Anzalone, though, said that in the few swing states that will decide 2024, Democrats can cut into the GOP's economic advantage with paid advertising making voters more aware of Biden's accomplishments on key economic issues, including his success at promoting private investment into clean energy and other manufacturing facilities, the measures he's passed to lower drug prices, and his push for federal aid that would allow more seniors to live independently at home -- an idea the AARP poll shows is very popular among older Americans. Rosenberg notes that in those few key swing states -- including Arizona, Georgia, Michigan, Pennsylvania and Wisconsin -- Democrats ran unexpectedly well in 2022, as an unusually large number of voters dissatisfied with the economy or down on Biden still voted for the party anyway because they considered the GOP alternative too extreme.

It's another question though whether any of these factors might provide Biden a big enough cushion to breathe easy at any point, even if the GOP nominates Trump while he is ensnared in multiple criminal proceedings. "Your best bet on what the election polling is going to look like in 'x' number of months," said Vavreck, "is the same as what it looks like today."

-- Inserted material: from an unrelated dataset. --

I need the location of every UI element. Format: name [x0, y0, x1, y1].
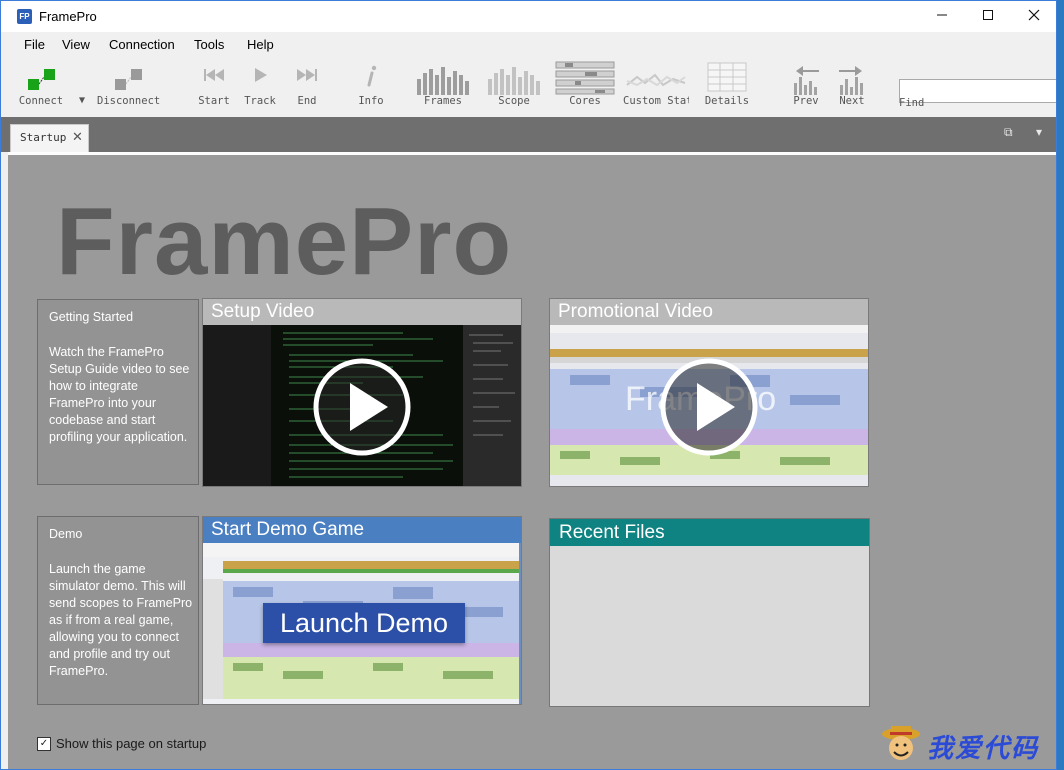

Still, McInturff predicts that a Biden-Trump rematch could generate unexpected twists, not because it splits the electorate in new ways, but because so many voters are unenthusiastic about both men. "Actually, the Biden/Trump rerun is more likely to produce surprising results as voters have made clear they do not want to see this rematch," he said.

That reluctance, McInturff maintains, could trigger all sorts of unusual outcomes, such as a lower turnout, or higher than usual support for third-party candidates. But even as indictments accumulate around Trump like snow drifts, the evidence so far suggests one thing another Biden-Trump race may not do is allow either party to break out from the trench warfare that has defined their modern competition.